Creep strength of ringwoodite measured at pressure–temperature conditions of the lower part of the mantle transition zone using a deformation–DIA apparatus

Abstract

Creep strength of ringwoodite is important for understanding complicated patterns of the mantle convection in and around the mantle transition zone. To determine the creep strength of ringwoodite, we expanded pressure–temperature conditions of in situ stress–strain measurements in a deformation–DIA apparatus combined with synchrotron X-ray to those of the lower part of the mantle transition zone.
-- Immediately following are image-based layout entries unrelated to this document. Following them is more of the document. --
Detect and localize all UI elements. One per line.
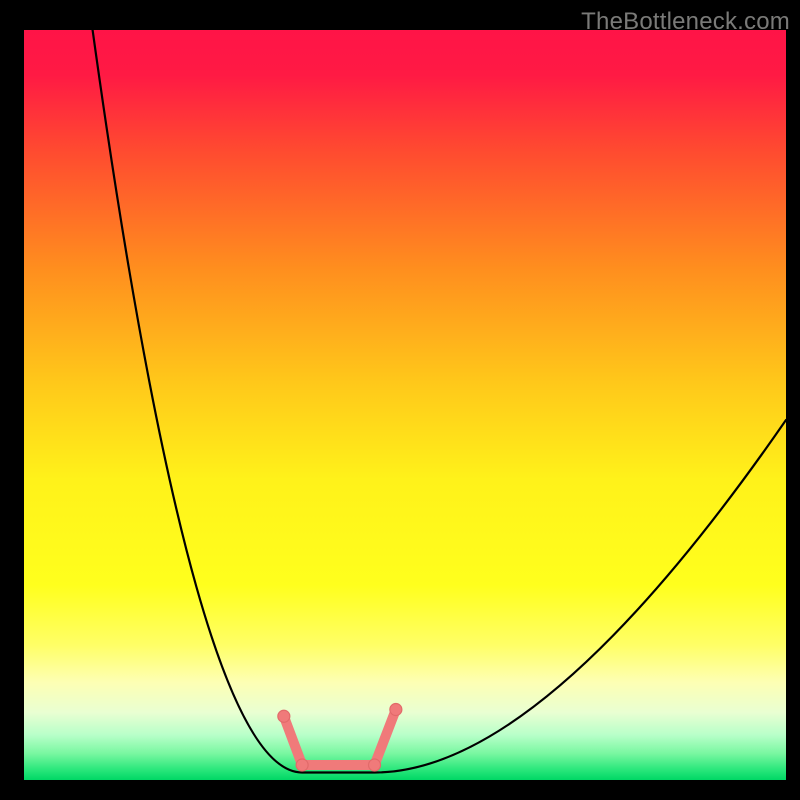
marker-dot xyxy=(390,704,402,716)
bottleneck-chart xyxy=(24,30,786,780)
plot-area xyxy=(24,30,786,780)
marker-dot xyxy=(369,759,381,771)
watermark-text: TheBottleneck.com xyxy=(581,8,790,36)
gradient-background xyxy=(24,30,786,780)
marker-dot xyxy=(278,710,290,722)
chart-frame: TheBottleneck.com xyxy=(0,0,800,800)
marker-dot xyxy=(296,759,308,771)
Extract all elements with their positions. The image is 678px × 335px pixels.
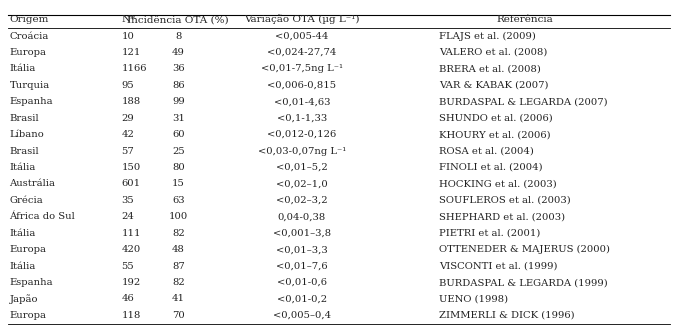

The expansion of the pressure–temperature conditions was made by shrinking anvil truncation to 2.0 mm and the development of a cell assembly for in situ deformation experiments up to 1700 K. Utilizing the developed technique, creep–strength measurements on polycrystalline ringwoodite were performed at 16.9–18.0 GPa and 1300–1700 K during axial deformation with strain rates of 1.48–3.59×10−5 s−1 to strains of 13.2–24.9%. Based on mechanical and microstructural observations, we infer that ringwoodite deformed by exponential dislocation creep through the Peierls mechanism at 1300–1400 K and power-law dislocation creep at 1500–1700 K. The creep strength of ringwoodite is apparently lower than that of bridgmanite, wadsleyite and olivine. The present result implies the possibility that the lower mantle transition zone is a low-viscosity layer. Further creep–strength data of these minerals are necessary to be determined above 13.5 GPa and high temperatures to determine viscosity structure in and around the lower mantle transition zone at strain rates relevant to the mantle convection.